The first results from the Ortles ice cores were recently presented at the international paleoclimatology conference IPICS 2012 (International Partnerships in Ice Core Science) in Marseille, France. The cores were drilled last year under the auspices of the international “Ortles Project”.
The “Ortles Project” is an international research project coordinated by the Byrd Polar Research Center, Ohio State University and the autonomous province of Bolzano. The research is funded by the National Science Foundation and includes scientific collaboration with IDPA-CNR Venice, The University of Innsbruck, The University of Bern, The Russian Academy of Sciences, The University of Padova (TeSAF), the geological survey of the province of Bolzano, the University of Pavia, Waterstones srl, and the remote sensing group at EURAC in Bolzano.
The research scope uses a series of Ortles ice cores drilled to bedrock as an archive of past climate conditions affecting the Eastern Alps. “The ice core study is accompanied by monitoring the Ortles ice cap as a strategic observatory of climate change affecting high altitude sites, with particular attention to the physical variations in the ice mass and permafrost extent,” explains Roberto Dinale from the provincial hydrological office.
Although melting has affected the surface of the Ortles glaciers during recent summers, deeper glacial ice has conserved an annual archive of past atmospheric chemistry. The analyses, coordinated by Paolo Gabrielli of the Byrd Polar Research Center, Ohio State University, demonstrate that the ice from a depth of 41 m demonstrate characteristic radioisotope layers resulting from atmospheric nuclear testing in 1963. This marker is identifiable in ice cores from Antartica to Greenland, and is a frequently used stratigraphic marker for dating ice cores. “Along these lines, we also extracted a pine needle at 74 m depth that has been transported by wind to these high altitudes in the past, which allowed us to carbon-14 date the basal Ortles ice to a date of approximately 2664 years before present, which corresponds with the second Iron Age,” explains Dr. Gabrielli.

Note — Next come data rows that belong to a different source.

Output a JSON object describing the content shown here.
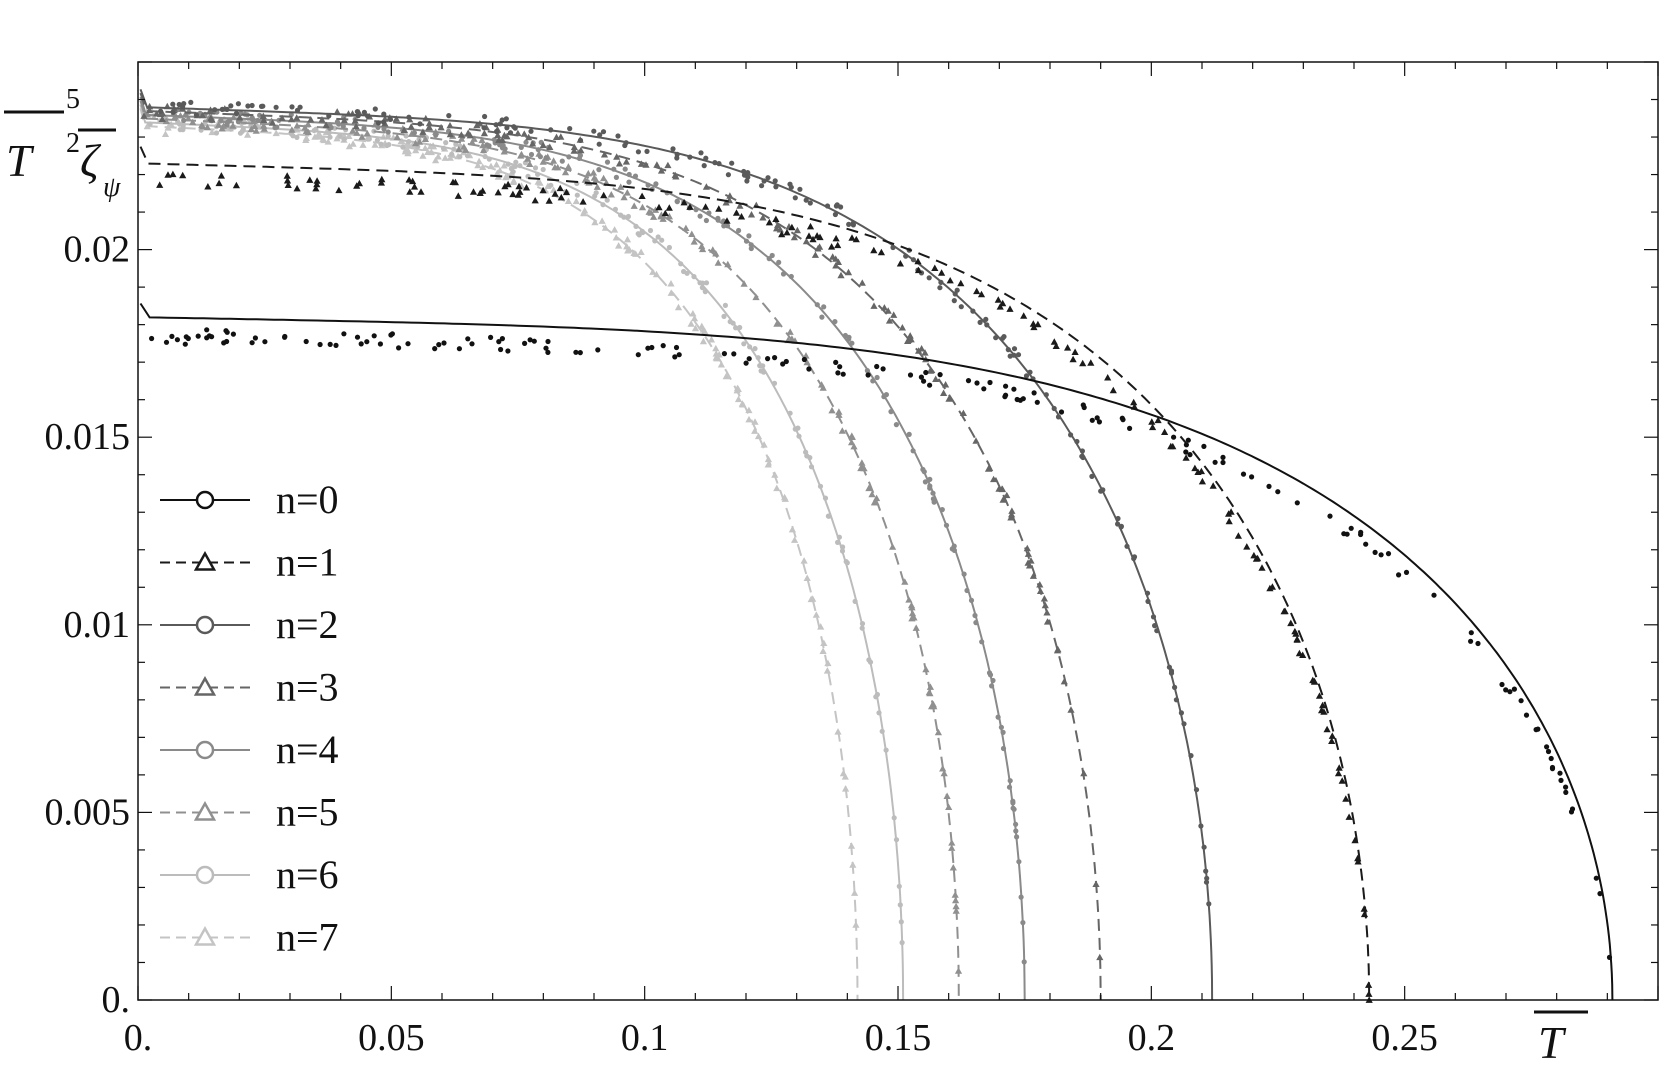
{
  "chart_data": {
    "type": "line",
    "title": "",
    "xlabel": "T",
    "ylabel": {
      "t": "T",
      "exp": "5",
      "den": "2",
      "zeta": "ζ",
      "sub": "ψ"
    },
    "xlim": [
      0,
      0.3
    ],
    "ylim": [
      0,
      0.025
    ],
    "grid": false,
    "legend_position": "left-middle",
    "x_ticks": [
      0,
      0.05,
      0.1,
      0.15,
      0.2,
      0.25
    ],
    "x_tick_labels": [
      "0.",
      "0.05",
      "0.1",
      "0.15",
      "0.2",
      "0.25"
    ],
    "y_ticks": [
      0,
      0.005,
      0.01,
      0.015,
      0.02
    ],
    "y_tick_labels": [
      "0.",
      "0.005",
      "0.01",
      "0.015",
      "0.02"
    ],
    "colors": {
      "n0": "#111111",
      "n1": "#1a1a1a",
      "n2": "#5a5a5a",
      "n3": "#666666",
      "n4": "#8a8a8a",
      "n5": "#909090",
      "n6": "#bcbcbc",
      "n7": "#c4c4c4"
    },
    "series": [
      {
        "name": "n=0",
        "marker": "circle",
        "dash": "solid",
        "color_key": "n0",
        "tc": 0.291,
        "plateau": 0.0182,
        "points_offset": -0.0005
      },
      {
        "name": "n=1",
        "marker": "triangle",
        "dash": "dashed",
        "color_key": "n1",
        "tc": 0.243,
        "plateau": 0.0223,
        "points_offset": -0.0004
      },
      {
        "name": "n=2",
        "marker": "circle",
        "dash": "solid",
        "color_key": "n2",
        "tc": 0.212,
        "plateau": 0.0238,
        "points_offset": 0.0
      },
      {
        "name": "n=3",
        "marker": "triangle",
        "dash": "dashed",
        "color_key": "n3",
        "tc": 0.19,
        "plateau": 0.0237,
        "points_offset": 0.0
      },
      {
        "name": "n=4",
        "marker": "circle",
        "dash": "solid",
        "color_key": "n4",
        "tc": 0.175,
        "plateau": 0.0236,
        "points_offset": 0.0
      },
      {
        "name": "n=5",
        "marker": "triangle",
        "dash": "dashed",
        "color_key": "n5",
        "tc": 0.162,
        "plateau": 0.0235,
        "points_offset": 0.0
      },
      {
        "name": "n=6",
        "marker": "circle",
        "dash": "solid",
        "color_key": "n6",
        "tc": 0.151,
        "plateau": 0.0234,
        "points_offset": 0.0
      },
      {
        "name": "n=7",
        "marker": "triangle",
        "dash": "dashed",
        "color_key": "n7",
        "tc": 0.142,
        "plateau": 0.0233,
        "points_offset": 0.0
      }
    ]
  }
}
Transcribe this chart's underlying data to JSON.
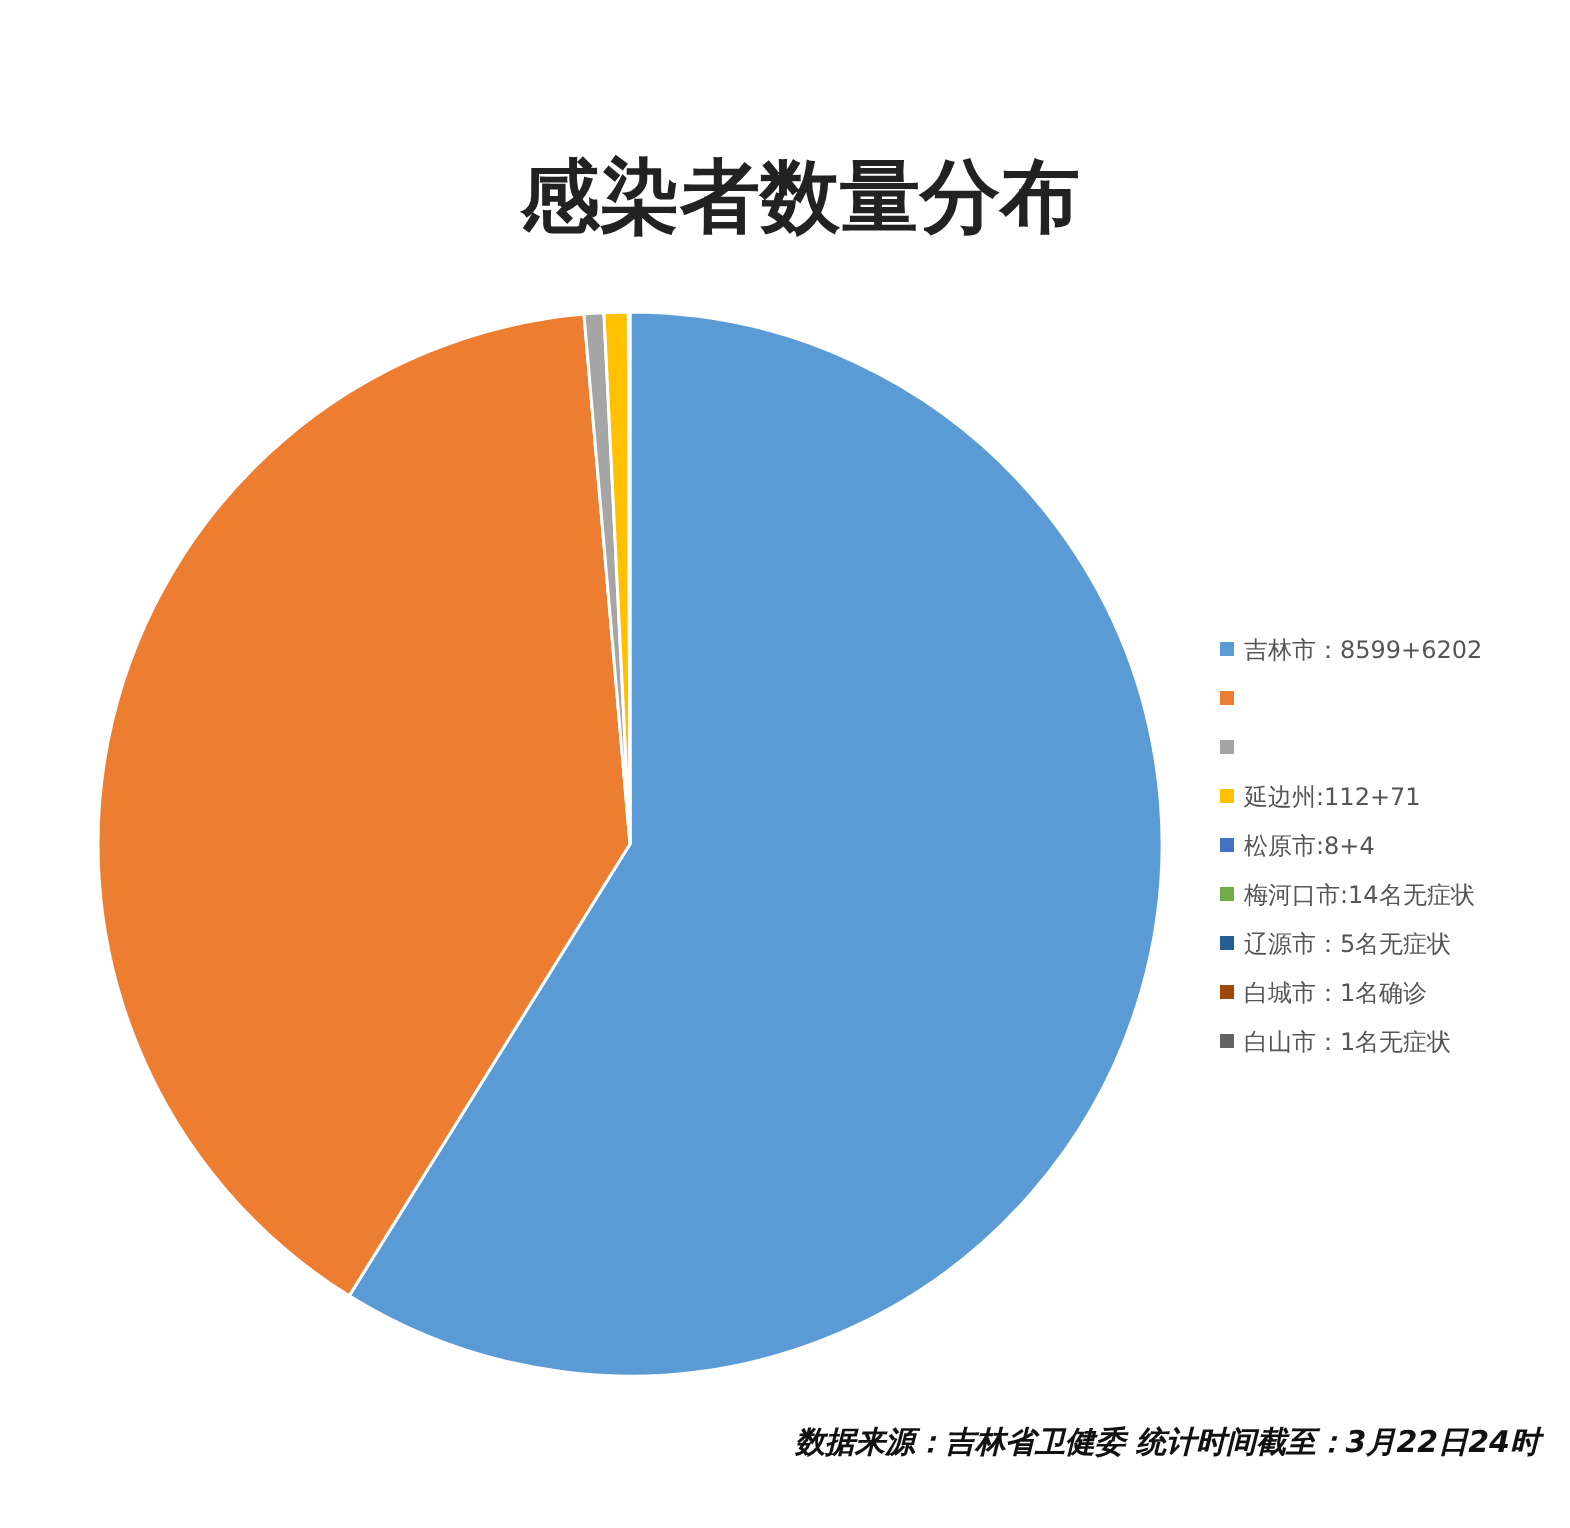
{
  "chart_data": {
    "type": "pie",
    "title": "感染者数量分布",
    "categories": [
      "吉林市：8599+6202",
      null,
      null,
      "延边州:112+71",
      "松原市:8+4",
      "梅河口市:14名无症状",
      "辽源市：5名无症状",
      "白城市：1名确诊",
      "白山市：1名无症状"
    ],
    "values": [
      58.8,
      39.736,
      0.6,
      0.73,
      0.05,
      null,
      null,
      null,
      null
    ],
    "colors": [
      "#5b9bd5",
      "#ed7d31",
      "#a5a5a5",
      "#ffc000",
      "#4472c4",
      "#70ad47",
      "#255e91",
      "#9e480e",
      "#636363"
    ],
    "legend": "right",
    "annotations": [
      "数据来源：吉林省卫健委  统计时间截至：3月22日24时"
    ]
  }
}
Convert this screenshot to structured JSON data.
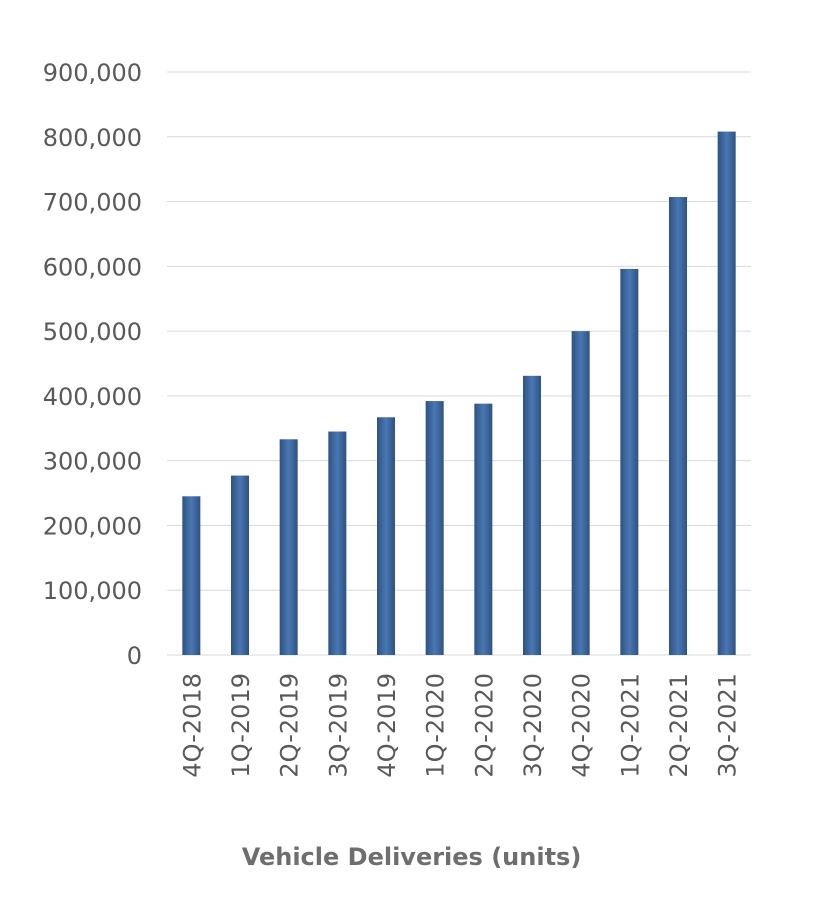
{
  "chart_data": {
    "type": "bar",
    "title": "",
    "xlabel": "Vehicle Deliveries (units)",
    "ylabel": "",
    "ylim": [
      0,
      900000
    ],
    "yticks": [
      0,
      100000,
      200000,
      300000,
      400000,
      500000,
      600000,
      700000,
      800000,
      900000
    ],
    "ytick_labels": [
      "0",
      "100,000",
      "200,000",
      "300,000",
      "400,000",
      "500,000",
      "600,000",
      "700,000",
      "800,000",
      "900,000"
    ],
    "categories": [
      "4Q-2018",
      "1Q-2019",
      "2Q-2019",
      "3Q-2019",
      "4Q-2019",
      "1Q-2020",
      "2Q-2020",
      "3Q-2020",
      "4Q-2020",
      "1Q-2021",
      "2Q-2021",
      "3Q-2021"
    ],
    "values": [
      245000,
      277000,
      333000,
      345000,
      367000,
      392000,
      388000,
      431000,
      500000,
      596000,
      707000,
      808000
    ],
    "grid": true,
    "legend": "none",
    "colors": {
      "bar_dark": "#2e5282",
      "bar_light": "#4a78b3",
      "grid": "#d9d9d9",
      "text": "#595959"
    }
  }
}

“These first results”, explains Hanspeter Staffler, director of the civil and fire protection of the province of Bolzano, “ are encouraging as they verify that we were able to recover this important archive of climate and environmental information before they were compromised by melting caused by the increased summer temperatures over the past 30 years”. Ongoing and future analyses will provide more precise climatic indications over the time period encompassed by the Ortles ice cores.